An online cross-sectional survey of adults in the UAE was conducted in June 2022. Information on monkeypox-related beliefs, perceived risks, knowledge, worry, anxiety, previous COVID-19 infection and vaccination status, and willingness to receive a vaccine for monkeypox was collected. Bivariate and logistic regression analysis determined associations and predictors between dependent and outcome variables.

A total of 959 participants were included in the analysis.
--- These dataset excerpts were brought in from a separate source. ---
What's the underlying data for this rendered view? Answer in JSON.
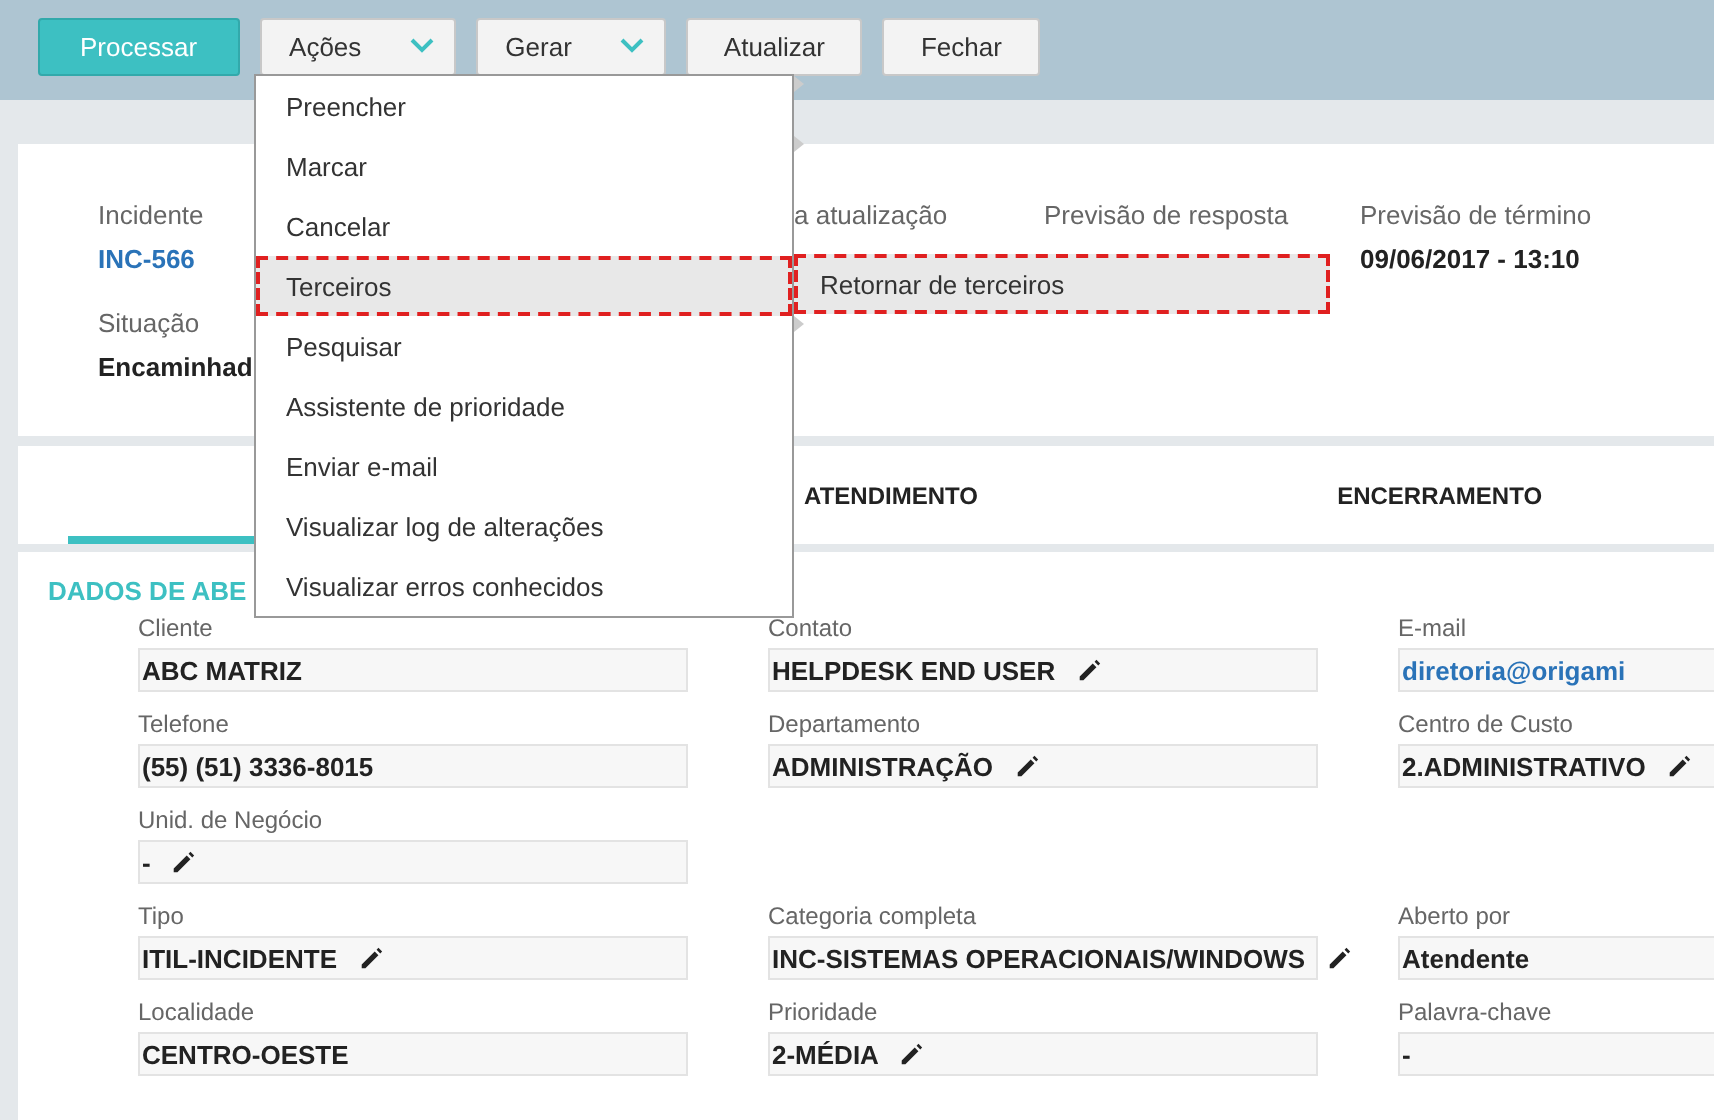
{
  "toolbar": [
    {
      "label": "Processar",
      "kind": "primary",
      "dropdown": false
    },
    {
      "label": "Ações",
      "kind": "default",
      "dropdown": true
    },
    {
      "label": "Gerar",
      "kind": "default",
      "dropdown": true
    },
    {
      "label": "Atualizar",
      "kind": "default",
      "dropdown": false
    },
    {
      "label": "Fechar",
      "kind": "default",
      "dropdown": false
    }
  ],
  "menu": {
    "items": [
      {
        "label": "Preencher",
        "selected": false,
        "submenu": true
      },
      {
        "label": "Marcar",
        "selected": false,
        "submenu": true
      },
      {
        "label": "Cancelar",
        "selected": false,
        "submenu": false
      },
      {
        "label": "Terceiros",
        "selected": true,
        "submenu": true
      },
      {
        "label": "Pesquisar",
        "selected": false,
        "submenu": true
      },
      {
        "label": "Assistente de prioridade",
        "selected": false,
        "submenu": false
      },
      {
        "label": "Enviar e-mail",
        "selected": false,
        "submenu": false
      },
      {
        "label": "Visualizar log de alterações",
        "selected": false,
        "submenu": false
      },
      {
        "label": "Visualizar erros conhecidos",
        "selected": false,
        "submenu": false
      }
    ],
    "submenu": [
      {
        "label": "Retornar de terceiros",
        "selected": true
      }
    ]
  },
  "header": [
    {
      "label": "Incidente",
      "value": "INC-566",
      "kind": "link"
    },
    {
      "label": "a atualização"
    },
    {
      "label": "Previsão de resposta"
    },
    {
      "label": "Previsão de término",
      "value": "09/06/2017 - 13:10",
      "kind": "text"
    },
    {
      "label": "Situação",
      "value": "Encaminhad",
      "kind": "text"
    }
  ],
  "tabs": [
    {
      "selected": true
    },
    {
      "label": "ATENDIMENTO",
      "selected": false
    },
    {
      "label": "ENCERRAMENTO",
      "selected": false
    }
  ],
  "section": {
    "title": "DADOS DE ABE",
    "rows": [
      [
        {
          "label": "Cliente",
          "value": "ABC MATRIZ",
          "kind": "text",
          "editable": false
        },
        {
          "label": "Contato",
          "value": "HELPDESK END USER",
          "kind": "text",
          "editable": true
        },
        {
          "label": "E-mail",
          "value": "diretoria@origami",
          "kind": "link",
          "editable": false
        }
      ],
      [
        {
          "label": "Telefone",
          "value": "(55) (51) 3336-8015",
          "kind": "text",
          "editable": false
        },
        {
          "label": "Departamento",
          "value": "ADMINISTRAÇÃO",
          "kind": "text",
          "editable": true
        },
        {
          "label": "Centro de Custo",
          "value": "2.ADMINISTRATIVO",
          "kind": "text",
          "editable": true
        }
      ],
      [
        {
          "label": "Unid. de Negócio",
          "value": "-",
          "kind": "text",
          "editable": true
        }
      ],
      [
        {
          "label": "Tipo",
          "value": "ITIL-INCIDENTE",
          "kind": "text",
          "editable": true
        },
        {
          "label": "Categoria completa",
          "value": "INC-SISTEMAS OPERACIONAIS/WINDOWS",
          "kind": "text",
          "editable": true
        },
        {
          "label": "Aberto por",
          "value": "Atendente",
          "kind": "text",
          "editable": false
        }
      ],
      [
        {
          "label": "Localidade",
          "value": "CENTRO-OESTE",
          "kind": "text",
          "editable": false
        },
        {
          "label": "Prioridade",
          "value": "2-MÉDIA",
          "kind": "text",
          "editable": true
        },
        {
          "label": "Palavra-chave",
          "value": "-",
          "kind": "text",
          "editable": false
        }
      ]
    ]
  }
}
A median knowledge score of (12/19) indicated suboptimal knowledge. Only a quarter of participants believed they were at high risk of monkeypox infection; however, 46% believed that infection would have a significant impact on their health, and 57% believed that fear of monkeypox in the community was justified. Knowledge scores were higher among women, healthcare workers, and those whose sources of information were considered reliable. Perceived high risk of infection, changes in precautionary measures, and belief that treatment would be difficult predicted higher levels of worry and anxiety among participants. Participants with higher levels of worry and who had received two or more doses of the COVID-19 vaccine were more likely to take a vaccine once it became available.

These findings demonstrate low levels of knowledge and high levels of worry and anxiety among the UAE population and highlight the need for raising public awareness regarding monkeypox and future outbreaks. Additionally, these findings will inform policymakers and health regulators on the promotion of vaccination campaigns.